Agentic AI browsers are fundamentally changing how we interact with information. Unlike chatbots, these agents can retrieve, aggregate, and act on information, magnifying both their utility and their risk. But the risk doesn't come from the technology itself. Instead, it’s in how these agents are used, governed, and designed. Meanwhile, as enterprises grant these autonomous agents deeper access to files, APIs, and system tools, they create new threat vectors, like prompt-injection attacks and data leakage.

At the forefront of this change is Firas Jarboui, the Head of Machine Learning at Gorgias, where he leads AI initiatives that automate millions of daily interactions for 15,000 e-commerce businesses. Backed by a PhD in Mathematics & Machine Learning, years of experience in this high-stakes environment have given Jarboui a pragmatic blueprint for scaling AI safely.

"The shift we're going to see with agentic AI browsers is that the discovery is going to be processed by the agents themselves," Jarboui says. In this nascent space, many are simply "throwing darts in the dark," he explains. To cut through the uncertainty, he offers a framework that begins with a key distinction.

For decades, online discovery has been user-driven, Jarboui continues. On Google, users get a ranked list and judge for themselves what’s trustworthy. But AI browsers—powered by frameworks like Retrieval-Augmented Generation (RAG)—flip this model on its head.

• Summary judgment: With summarization solved, the real challenge becomes source selection. "The part we must be careful about is discovery, which dictates decision-making in tomorrow's world," Jarboui advises.

• Cite your sources: Now, the agent decides which sources to consult and aggregates the findings. "Did it find this information in a subreddit?" Jarboui asks. "Did it find it on Wikipedia? Or did it go through academic articles to reach this conclusion?"

Meanwhile, commercial implications compound the issue. "If you're shopping, you need to ensure the end user is aware of the source," Jarboui says. For instance, an agent might prioritize low-cost merchants over a user's preferred brands. "Did the agent go to the brand I'm usually interested in? Or did it go to a low-cost provider to get that information?"
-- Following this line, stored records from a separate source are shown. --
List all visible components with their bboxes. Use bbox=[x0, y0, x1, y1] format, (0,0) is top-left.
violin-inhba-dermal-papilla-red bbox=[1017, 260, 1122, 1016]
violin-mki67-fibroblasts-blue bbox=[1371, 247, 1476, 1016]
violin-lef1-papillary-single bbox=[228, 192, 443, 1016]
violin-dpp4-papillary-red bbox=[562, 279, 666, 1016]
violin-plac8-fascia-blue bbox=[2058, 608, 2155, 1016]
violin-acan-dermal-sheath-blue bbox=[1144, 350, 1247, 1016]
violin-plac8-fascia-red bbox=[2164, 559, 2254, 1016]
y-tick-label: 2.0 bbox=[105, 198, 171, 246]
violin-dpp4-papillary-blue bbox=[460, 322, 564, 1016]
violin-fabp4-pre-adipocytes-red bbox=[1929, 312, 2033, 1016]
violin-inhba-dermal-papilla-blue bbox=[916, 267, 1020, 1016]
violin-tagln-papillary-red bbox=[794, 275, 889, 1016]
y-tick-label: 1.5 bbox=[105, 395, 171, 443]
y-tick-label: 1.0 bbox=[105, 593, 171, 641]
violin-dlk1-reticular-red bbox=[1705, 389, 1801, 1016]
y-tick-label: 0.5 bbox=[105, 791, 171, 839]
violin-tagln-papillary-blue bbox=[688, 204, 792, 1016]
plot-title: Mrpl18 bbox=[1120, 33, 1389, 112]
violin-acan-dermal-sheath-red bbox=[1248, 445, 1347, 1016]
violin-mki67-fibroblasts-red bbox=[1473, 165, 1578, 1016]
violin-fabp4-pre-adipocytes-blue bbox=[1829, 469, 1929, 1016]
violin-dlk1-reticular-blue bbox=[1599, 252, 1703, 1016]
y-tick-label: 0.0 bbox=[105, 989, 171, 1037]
Such architecture demands a new security posture, Jarboui continues. Unauthorized data exposure isn't a new threat, but contextual enforcement presents a fresh challenge: "The hard part is deciding, based on business context, which actions to gate."

• Context control: Low-probability, high-impact edge cases often pose far greater business risks than routine performance issues, Jarboui explains. "Which actions should never be executed without user validation? And what information should be gated from even entering the context of the LLM?"

• Buyer beware: Ungated access also invites disaster. "If we try to prompt our way in, yes, it will work 99.99% of the time," Jarboui says. "But there is always the risk of the LLM hallucinating and buying you a car you never asked for."

As browsers become embedded in workflows, users need visibility into how they operate. Instead of a new playbook, Jarboui suggests reframing the problem in more familiar terms.

• Business as usual: Vulnerabilities emerge over time in all software, he explains. "Even when we release code, there are vulnerabilities we didn't realize existed. It's the usual game: people try to hack your agents to test your protection. Then data leaks, you get bashed on Hacker News, and you have to fix the bug." Preparing for this cycle in advance can help product engineering leaders stop fearing it.

To navigate this shift, Jarboui points to emerging patterns in "context engineering." By separating AI knowledge from prompts, the approach uses deterministic pipelines to control the flow of data. Consequently, two camps are forming in response: One follows this deliberate philosophy. The other champions a "plug-and-play" approach. "There is another paradigm on the rise where we say, 'Don't even think about it,'" Jarboui says. "Just plug the agents into all the tools, prompt whatever you want, and hope it will be safe."

Ultimately, only one has a sustainable future, Jarboui concludes. "I think the second camp, even if it's slower to market, will be the one that survives. Both expose the same value, but one risks a very damaging interaction with its customer base." In his experience, the companies that prioritize a deliberate architecture will succeed. "Adopt a pattern where you segregate context from the workflow. Use deterministic decision pipelines whenever you can, and everything will be safe downstream."